Travelers beware! That free charging station could hack your phone

Public charging stations may pose video hacking risks

If you travel frequently, you know the feeling — your battery is running out and you need a charge. A free charging station many seem like a lifesaver, but beware — it could leave you vulnerable.

Many airports, convention centers and public places now have free charging stations, complete with different cables to charge a variety of smartphones. Unfortunately, hackers could rig those stations to watch every move you make while connected to the charging station, according to security experts.

"You go into your online banking application to take a photo of a check, well, that's recorded. ... When you connect to your contacts, all of that is recorded. If you do an e-mail or a text, everything on the screen is 100 percent recorded," said Brian Markus, who discovered the threat along with colleagues. Markus is the CEO of cybersecurity company Aries Security.

The researchers call the threat video jacking.

"From the moment that you plug in that cable to the moment that you unplug, that cable is exposed and recorded," he said.

Here is how it works: The cybercriminal needs to hide an HDMI [high-definition multimedia interface] splitter and recorder in the charging station. Most smartphones are now HDMI-enabled so you can share images from the phone onto a TV. Once plugged in, the station uses the built in HDMI to record everything done on the smartphone without the user's knowledge.

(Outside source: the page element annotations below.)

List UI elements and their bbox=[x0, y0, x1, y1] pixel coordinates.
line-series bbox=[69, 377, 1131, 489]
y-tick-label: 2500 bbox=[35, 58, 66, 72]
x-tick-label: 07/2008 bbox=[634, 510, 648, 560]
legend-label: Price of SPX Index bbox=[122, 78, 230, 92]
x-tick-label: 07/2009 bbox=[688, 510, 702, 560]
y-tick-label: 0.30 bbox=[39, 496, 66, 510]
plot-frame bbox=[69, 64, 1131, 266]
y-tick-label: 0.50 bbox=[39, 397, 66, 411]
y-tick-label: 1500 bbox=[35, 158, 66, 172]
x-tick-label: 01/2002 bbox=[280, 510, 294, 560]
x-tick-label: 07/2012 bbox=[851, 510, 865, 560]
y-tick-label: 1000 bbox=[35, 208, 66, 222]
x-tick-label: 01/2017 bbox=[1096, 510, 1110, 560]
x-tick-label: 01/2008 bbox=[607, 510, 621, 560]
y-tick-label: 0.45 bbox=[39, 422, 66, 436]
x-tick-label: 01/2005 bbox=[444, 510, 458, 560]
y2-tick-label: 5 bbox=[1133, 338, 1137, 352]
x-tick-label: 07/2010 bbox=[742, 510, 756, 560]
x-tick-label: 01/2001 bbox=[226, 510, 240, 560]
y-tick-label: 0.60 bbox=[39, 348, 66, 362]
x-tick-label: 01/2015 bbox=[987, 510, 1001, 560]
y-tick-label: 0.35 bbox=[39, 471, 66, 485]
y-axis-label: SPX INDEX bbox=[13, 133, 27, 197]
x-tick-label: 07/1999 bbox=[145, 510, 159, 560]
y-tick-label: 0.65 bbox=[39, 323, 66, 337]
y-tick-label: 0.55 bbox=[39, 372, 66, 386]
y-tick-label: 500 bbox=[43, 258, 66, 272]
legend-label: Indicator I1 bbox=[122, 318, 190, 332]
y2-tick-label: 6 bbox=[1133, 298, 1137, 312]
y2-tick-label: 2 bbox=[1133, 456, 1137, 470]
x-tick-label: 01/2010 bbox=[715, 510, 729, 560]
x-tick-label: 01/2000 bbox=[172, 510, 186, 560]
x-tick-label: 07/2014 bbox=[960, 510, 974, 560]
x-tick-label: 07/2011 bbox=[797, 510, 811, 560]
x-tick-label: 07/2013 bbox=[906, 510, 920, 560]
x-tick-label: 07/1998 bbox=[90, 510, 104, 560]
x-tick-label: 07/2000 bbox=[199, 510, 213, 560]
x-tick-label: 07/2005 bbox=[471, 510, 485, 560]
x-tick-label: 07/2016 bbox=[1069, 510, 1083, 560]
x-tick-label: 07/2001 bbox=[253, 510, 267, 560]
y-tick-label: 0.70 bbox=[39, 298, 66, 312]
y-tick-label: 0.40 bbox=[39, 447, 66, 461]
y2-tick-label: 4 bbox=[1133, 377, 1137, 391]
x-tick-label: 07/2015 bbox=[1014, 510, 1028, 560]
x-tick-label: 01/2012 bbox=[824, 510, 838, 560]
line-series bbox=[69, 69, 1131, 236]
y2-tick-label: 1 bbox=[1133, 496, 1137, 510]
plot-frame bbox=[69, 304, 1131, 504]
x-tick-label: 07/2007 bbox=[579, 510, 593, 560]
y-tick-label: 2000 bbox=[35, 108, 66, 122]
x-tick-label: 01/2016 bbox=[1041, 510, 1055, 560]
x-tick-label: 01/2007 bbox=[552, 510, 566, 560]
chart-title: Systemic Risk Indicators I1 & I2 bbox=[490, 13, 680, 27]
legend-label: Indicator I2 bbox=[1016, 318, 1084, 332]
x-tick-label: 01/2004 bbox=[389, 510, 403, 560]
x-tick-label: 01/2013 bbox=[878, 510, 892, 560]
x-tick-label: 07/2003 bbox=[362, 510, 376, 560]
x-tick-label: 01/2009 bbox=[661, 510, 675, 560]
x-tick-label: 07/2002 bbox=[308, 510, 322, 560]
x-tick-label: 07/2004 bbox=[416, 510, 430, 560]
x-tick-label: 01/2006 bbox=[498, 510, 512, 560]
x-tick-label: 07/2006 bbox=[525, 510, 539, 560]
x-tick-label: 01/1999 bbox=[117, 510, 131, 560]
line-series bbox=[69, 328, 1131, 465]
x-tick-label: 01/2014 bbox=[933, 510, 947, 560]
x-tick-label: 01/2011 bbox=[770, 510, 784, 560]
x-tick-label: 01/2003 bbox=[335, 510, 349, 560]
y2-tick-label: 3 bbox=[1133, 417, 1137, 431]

Brian Markus, the CEO of Aries Security, demonstrates how video jacking works.
Source: CNBC Video

"There's no security prompting asking the user if they're sure that they want to allow this to go out," said Markus.

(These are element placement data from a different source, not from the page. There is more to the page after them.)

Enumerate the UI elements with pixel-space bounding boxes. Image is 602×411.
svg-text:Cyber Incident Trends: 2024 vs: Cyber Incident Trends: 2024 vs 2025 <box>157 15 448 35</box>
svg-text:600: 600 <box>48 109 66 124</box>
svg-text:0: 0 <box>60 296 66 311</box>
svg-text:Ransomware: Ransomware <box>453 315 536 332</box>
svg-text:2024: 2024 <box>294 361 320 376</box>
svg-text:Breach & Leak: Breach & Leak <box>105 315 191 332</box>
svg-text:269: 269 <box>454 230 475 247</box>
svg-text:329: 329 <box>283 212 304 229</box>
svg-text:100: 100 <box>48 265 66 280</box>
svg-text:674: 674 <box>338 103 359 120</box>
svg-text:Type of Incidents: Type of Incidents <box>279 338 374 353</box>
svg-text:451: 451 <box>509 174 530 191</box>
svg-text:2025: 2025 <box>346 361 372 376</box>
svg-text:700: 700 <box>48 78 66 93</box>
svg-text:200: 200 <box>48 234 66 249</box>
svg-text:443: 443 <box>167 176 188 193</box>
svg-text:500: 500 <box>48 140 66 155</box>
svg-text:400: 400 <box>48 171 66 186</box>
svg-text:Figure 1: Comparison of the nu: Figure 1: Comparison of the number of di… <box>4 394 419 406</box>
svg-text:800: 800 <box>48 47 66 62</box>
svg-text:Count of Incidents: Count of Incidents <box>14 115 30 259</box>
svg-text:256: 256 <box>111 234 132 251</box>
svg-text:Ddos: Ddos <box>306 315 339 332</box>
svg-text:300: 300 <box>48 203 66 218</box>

HDMI is usually automatically enabled on smartphones.

Markus and his team discovered the threat by looking at automatically enabled features and then realized the potential vulnerability.

To test the threat, Markus built a sample charging station rigged with HDMI using parts readily available online.

Markus demonstrated the charging station for CNBC using an iPhone, Samsung Galaxy phone and a Google phone.

Google declined to comment and Apple and Samsung did not respond to CNBC's request.

A free charging station set up by researchers to prove the vulnerability
Source: CNBC Video

As of now, no victims have come forward, but they may not even know they were attacked via video jacking.

Markus said he presented his results to raise awareness.

"One thing that I'm very sure of is if I don't think of something and I don't talk about it publicly, somebody else will, and it's much safer for us to expose these risks," he said.

To protect yourself, bring your own charging cable and plug it directly into an outlet. Carrying a battery pack will also protect your personal information.